Note: the above even works when the target disk is bigger then the source! After the command finished just use
resize2fsto have the new disk size (requires a filesystem which supports that like ext4, xfs , ..)
The overhead of the above is very small unlike in SCP which was (even with tuning) noticeable slower (avg. 40MB/s with SCP vs. avg. 90 MB/s with the above method).
Of course there is much more you can do with netcat, you can even use it as a chat or doing port scans , or … ;)
Here a quick other example if you want to transfer not a whole disk/partition/single file but one or more folders only.
- Start the listener to get folders or multiple files on the target system:TARGET (with encryption):
nc -c -l -p 8080 | openssl enc -d -aes128 -pass pass:abcdefgHi -in - | tar xvp
TARGET (without encryption):
nc -c -l -p 8080 | tar xvp
all incoming data will be decrypted and then the resulting tar extracted (to the directory you are currently in).

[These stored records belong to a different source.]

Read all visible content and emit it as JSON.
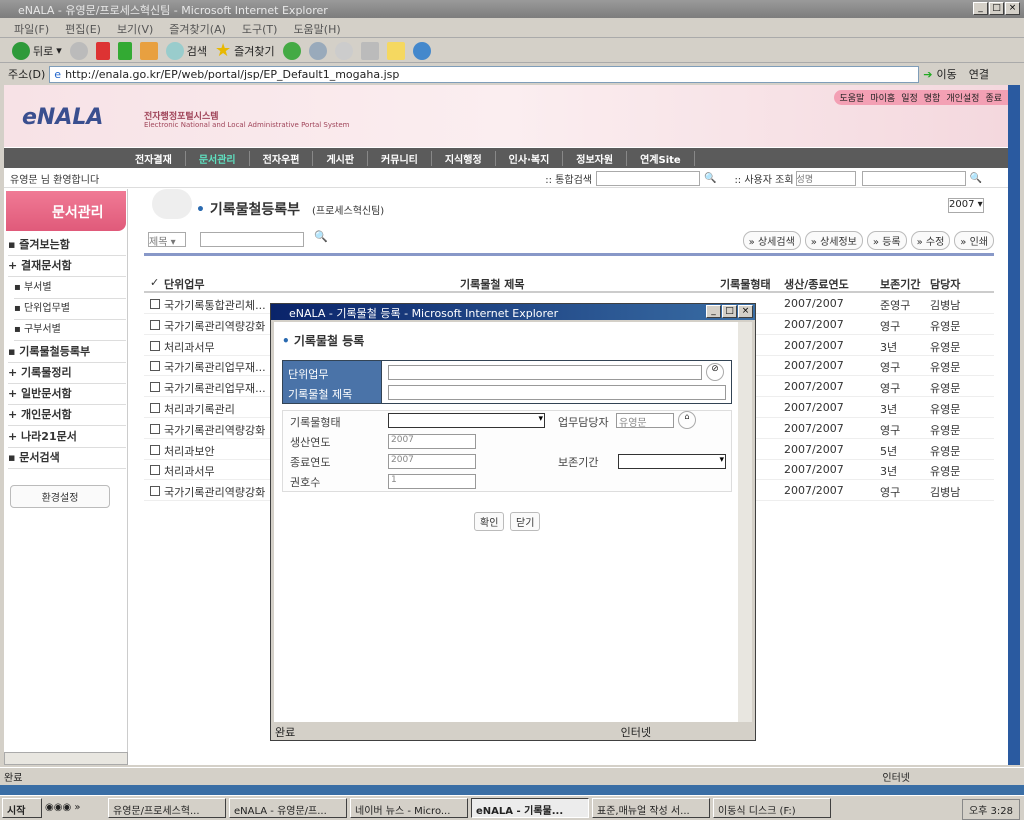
{
  "browser": {
    "title": "eNALA - 유영문/프로세스혁신팀 - Microsoft Internet Explorer",
    "menu": [
      "파일(F)",
      "편집(E)",
      "보기(V)",
      "즐겨찾기(A)",
      "도구(T)",
      "도움말(H)"
    ],
    "toolbar": {
      "back": "뒤로",
      "search": "검색",
      "favorites": "즐겨찾기"
    },
    "address_label": "주소(D)",
    "url": "http://enala.go.kr/EP/web/portal/jsp/EP_Default1_mogaha.jsp",
    "go": "이동",
    "links": "연결",
    "status": "완료",
    "zone": "인터넷"
  },
  "header": {
    "logo": "eNALA",
    "subtitle_ko": "전자행정포털시스템",
    "subtitle_en": "Electronic National and Local Administrative Portal System",
    "top_links": [
      "도움말",
      "마이홈",
      "일정",
      "명함",
      "개인설정",
      "종료"
    ]
  },
  "nav": [
    "전자결재",
    "문서관리",
    "전자우편",
    "게시판",
    "커뮤니티",
    "지식행정",
    "인사·복지",
    "정보자원",
    "연계Site"
  ],
  "welcome": "유영문 님 환영합니다",
  "search": {
    "label": ":: 통합검색",
    "user_label": ":: 사용자 조회",
    "user_select": "성명"
  },
  "sidebar": {
    "title": "문서관리",
    "items": [
      {
        "label": "즐겨보는함",
        "sub": false
      },
      {
        "label": "결재문서함",
        "sub": false
      },
      {
        "label": "부서별",
        "sub": true
      },
      {
        "label": "단위업무별",
        "sub": true
      },
      {
        "label": "구부서별",
        "sub": true
      },
      {
        "label": "기록물철등록부",
        "sub": false
      },
      {
        "label": "기록물정리",
        "sub": false
      },
      {
        "label": "일반문서함",
        "sub": false
      },
      {
        "label": "개인문서함",
        "sub": false
      },
      {
        "label": "나라21문서",
        "sub": false
      },
      {
        "label": "문서검색",
        "sub": false
      }
    ],
    "settings": "환경설정"
  },
  "main": {
    "title": "기록물철등록부",
    "team": "(프로세스혁신팀)",
    "year": "2007",
    "filter": "제목",
    "buttons": [
      "상세검색",
      "상세정보",
      "등록",
      "수정",
      "인쇄"
    ],
    "columns": [
      "단위업무",
      "기록물철 제목",
      "기록물형태",
      "생산/종료연도",
      "보존기간",
      "담당자"
    ],
    "rows": [
      [
        "국가기록통합관리체...",
        "2007/2007",
        "준영구",
        "김병남"
      ],
      [
        "국가기록관리역량강화",
        "2007/2007",
        "영구",
        "유영문"
      ],
      [
        "처리과서무",
        "2007/2007",
        "3년",
        "유영문"
      ],
      [
        "국가기록관리업무재...",
        "2007/2007",
        "영구",
        "유영문"
      ],
      [
        "국가기록관리업무재...",
        "2007/2007",
        "영구",
        "유영문"
      ],
      [
        "처리과기록관리",
        "2007/2007",
        "3년",
        "유영문"
      ],
      [
        "국가기록관리역량강화",
        "2007/2007",
        "영구",
        "유영문"
      ],
      [
        "처리과보안",
        "2007/2007",
        "5년",
        "유영문"
      ],
      [
        "처리과서무",
        "2007/2007",
        "3년",
        "유영문"
      ],
      [
        "국가기록관리역량강화",
        "2007/2007",
        "영구",
        "김병남"
      ]
    ]
  },
  "popup": {
    "title": "eNALA - 기록물철 등록 - Microsoft Internet Explorer",
    "heading": "기록물철 등록",
    "fields": {
      "unit_task": "단위업무",
      "file_title": "기록물철 제목",
      "type": "기록물형태",
      "owner": "업무담당자",
      "owner_value": "유영문",
      "prod_year": "생산연도",
      "prod_value": "2007",
      "end_year": "종료연도",
      "end_value": "2007",
      "retention": "보존기간",
      "volumes": "권호수",
      "volumes_value": "1"
    },
    "ok": "확인",
    "close": "닫기",
    "status": "완료",
    "zone": "인터넷"
  },
  "taskbar": {
    "start": "시작",
    "tasks": [
      "유영문/프로세스혁...",
      "eNALA - 유영문/프...",
      "네이버 뉴스 - Micro...",
      "eNALA - 기록물...",
      "표준,매뉴얼 작성 서...",
      "이동식 디스크 (F:)"
    ],
    "active": 3,
    "clock": "오후 3:28"
  }
}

Note: there is no pv here as we use
"tar v"but ofc you can leave that out and instead use
| pv |before the tar to get the generic progress view. the “p” option of tar preserves file/folder permissions which usually is useful as otherwise all files are owned by the owner who started the command.
- Send folders to the target system:SOURCE (with encryption):
tar cvp - /var /opt /usr /home | openssl enc -e -aes128 -pass pass:abcdefgHi -out - | nc -c 18.104.22.168 8080
SOURCE (without encryption):
tar cvp - /var /opt /usr /home | nc -c 22.214.171.124 8080
the given folders gets encrypted and then the resulting tar will be send by netcat. Note: there is no pv here as we use
"tar v"but of course you can leave that out and instead use
"| pv |"before the nc command to get the generic progress view. the “p” option of tar preserves file/folder permissions which usually is useful as otherwise all files are owned by the owner who started the command (on the target).